HomeBusinessLife Insurance for Millennials: Addressing the Needs of the New Generation

Millennials have a different take on the insurance and investment landscape. Also, the spending habits of individuals have changed over the years. Although saving habits have widely changed owing to the generation’s appeal towards the ‘you only live once’ (YOLO) philosophy, the outlook towards insurance and investment has widely improved.

In India, life insurance penetration has improved over the years. Let us now understand what is life insurance.

 As the name suggests, life insurance is financial coverage for one’s life offered by the insurance provider against a fixed premium that the insured pays for the predetermined tenure. Life insurance is nothing but a contract between the insurer and the insured. The insured’s beneficiaries receive an assured sum in case of their demise in exchange for the premiums paid by the insured until they are alive. This policy provides your family or the beneficiaries with disbursals of payments at regular terms allowing you to secure their future in case of your absence owing to unforeseen circumstances.

What life insurance does differently from term insurance is that term insurance provides you coverage for your life for a certain period of time. The coverage here is for the whole life. As there are different types of life insurance, each individual can opt for a feasible policy based on their financial needs.

Here is a list of various other types of life insurance policies:

  1. Term insurance policies: This policy covers your life for a specific term, and if you face an unfortunate demise, your beneficiaries receive the benefits of the policy to help them lead and maintain their current level of lifestyle. However, you will not receive any benefit if you outlive the policy. 
  2. Whole Life insurance policies: These policies are similar to term insurance policies; however, the coverage is extended up to 100 years of age.
  3. Endowment policies: This is different from term and whole life insurance policies. In the case of an endowment policy, you get the sum assured upon maturity of the policy, or your beneficiaries receive the maturity sum basis the terms laid down by the policy.
  4. Retirement plans: These plans are created to provide you with regular payments upon retirement to keep a steady income stream.
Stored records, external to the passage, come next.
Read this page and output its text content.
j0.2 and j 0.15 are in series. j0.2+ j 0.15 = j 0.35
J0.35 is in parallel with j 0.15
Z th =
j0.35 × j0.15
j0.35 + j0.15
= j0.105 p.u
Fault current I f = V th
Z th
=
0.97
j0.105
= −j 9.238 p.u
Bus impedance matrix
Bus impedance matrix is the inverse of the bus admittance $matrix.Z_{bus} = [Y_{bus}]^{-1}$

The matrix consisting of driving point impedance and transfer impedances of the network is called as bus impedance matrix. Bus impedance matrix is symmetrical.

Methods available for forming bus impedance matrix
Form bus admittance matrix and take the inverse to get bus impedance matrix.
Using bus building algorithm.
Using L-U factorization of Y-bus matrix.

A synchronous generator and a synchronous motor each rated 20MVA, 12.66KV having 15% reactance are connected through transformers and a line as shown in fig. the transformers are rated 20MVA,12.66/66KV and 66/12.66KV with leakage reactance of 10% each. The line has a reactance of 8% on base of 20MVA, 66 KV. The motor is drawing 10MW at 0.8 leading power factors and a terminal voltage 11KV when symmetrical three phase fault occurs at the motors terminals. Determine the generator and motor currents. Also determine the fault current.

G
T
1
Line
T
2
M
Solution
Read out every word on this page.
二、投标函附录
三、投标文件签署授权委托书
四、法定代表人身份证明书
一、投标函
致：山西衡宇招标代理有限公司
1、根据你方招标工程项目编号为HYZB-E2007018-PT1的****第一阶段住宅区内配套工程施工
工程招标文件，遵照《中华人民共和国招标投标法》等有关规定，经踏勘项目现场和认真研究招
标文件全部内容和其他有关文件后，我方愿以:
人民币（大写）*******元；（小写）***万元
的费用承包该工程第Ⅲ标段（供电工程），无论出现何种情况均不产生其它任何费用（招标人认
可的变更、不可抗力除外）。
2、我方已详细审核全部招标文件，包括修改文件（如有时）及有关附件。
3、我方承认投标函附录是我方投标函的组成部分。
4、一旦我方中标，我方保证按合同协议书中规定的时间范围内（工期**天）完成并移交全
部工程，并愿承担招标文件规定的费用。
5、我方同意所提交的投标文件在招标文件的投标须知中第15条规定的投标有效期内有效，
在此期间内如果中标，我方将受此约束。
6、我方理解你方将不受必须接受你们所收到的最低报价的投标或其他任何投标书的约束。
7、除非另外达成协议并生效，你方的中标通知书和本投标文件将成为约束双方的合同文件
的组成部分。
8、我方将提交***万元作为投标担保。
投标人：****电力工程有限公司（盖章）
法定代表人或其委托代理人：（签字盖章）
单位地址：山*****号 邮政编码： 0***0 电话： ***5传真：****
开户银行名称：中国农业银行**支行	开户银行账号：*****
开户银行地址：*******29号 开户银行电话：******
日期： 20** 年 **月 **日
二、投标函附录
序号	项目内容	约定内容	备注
This is highly beneficial for a comfortable retirement life.
  5. Money-back policies: As the name suggests, the policy offers varied benefits to the policyholder upon surviving until the policy’s maturity date.

Essentially, this is what is life insurance. You can choose policies that may suit the strength of your pocket, your needs, and your family’s needs and even keep in mind the term/whole life insurance wherein your policy benefits their lives in your absence.

Before getting insured, understand what life insurance is and determine which suits your needs. Making an informed decision helps save money and get the most out of these policies.

Millennials have the benefit of time on their side. As they are younger, they are in a position to get affordable premiums. They can determine to purchase policies and even get tax benefits.